In recent years, we have gradually moved on to the next level of the game. The data around us has grown to such complexity that we first need to understand the data itself before we can use it to understand what it is saying about anything else. I suggest we call this discipline Data Intelligence.
Metadata is defined as data about data. It describes our data and answers our questions about it. Metadata helps us better understand our data. The more data we have, the more we need metadata. And we really have lots of data, not only in primary systems but also in the previously mentioned data warehouses and even in scary objects called data lakes… And there are more requirements for our data. Just one of the many examples is that we are supposed to categorize all elements of our data and decide which of them are personal data, due to the necessity to protect it more rigorously than other data…
We have many categories of metadata – technical metadata, business metadata, operational metadata, etc.
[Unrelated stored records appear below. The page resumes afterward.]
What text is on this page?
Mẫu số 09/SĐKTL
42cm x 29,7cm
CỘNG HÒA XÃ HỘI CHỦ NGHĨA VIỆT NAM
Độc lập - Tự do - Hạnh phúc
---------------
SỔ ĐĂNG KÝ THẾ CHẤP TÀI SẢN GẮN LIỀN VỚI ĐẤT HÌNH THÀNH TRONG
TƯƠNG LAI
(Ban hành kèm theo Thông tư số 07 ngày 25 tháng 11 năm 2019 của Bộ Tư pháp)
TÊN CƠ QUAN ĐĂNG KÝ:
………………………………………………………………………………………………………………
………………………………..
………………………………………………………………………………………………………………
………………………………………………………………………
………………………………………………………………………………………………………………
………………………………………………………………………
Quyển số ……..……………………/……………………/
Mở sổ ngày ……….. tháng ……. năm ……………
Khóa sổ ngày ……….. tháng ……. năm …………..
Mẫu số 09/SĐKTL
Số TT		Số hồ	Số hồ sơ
But not only do we have metadata that describes existing data, we can also have metadata produced in the design phases of the system development cycle – some people call it “prescriptive” as it prescribes what the new data should look like. We also have different sources of metadata, even pointing to the same data. Anybody who has had the opportunity to participate in even a small data migration or integration project certainly knows what I am writing about. It is so often the case that the logical model documentation is quite far from what was implemented as the physical model or that it has changed over time. So, if you run any reverse-engineering processes, you will certainly get a very different metadata description than what was in the original documentation… And moreover, everything changes – not only the data but also the metadata – so the time dimension is very important here as well.
We have all the DWH use cases here, and the situation is very similar to the case with data and data warehouses:
We need to integrate the metadata both technically (ideally into the same technology platform) and logically (into the unified metadata model); we need to keep historical versions of the metadata; and we need to agree on the unique interpretation of the metadata. As with Business Intelligence, which is supported by data warehouses, Data Intelligence needs to be supported by “metadata warehouses”.
We already know that in turbulent environments (which today’s world indisputably is) it is not possible to predict the future. But it is possible to be prepared for whatever it brings. Therefore, we need to maintain our metadata and, ideally, keep it well organized in systems similar to data warehouses.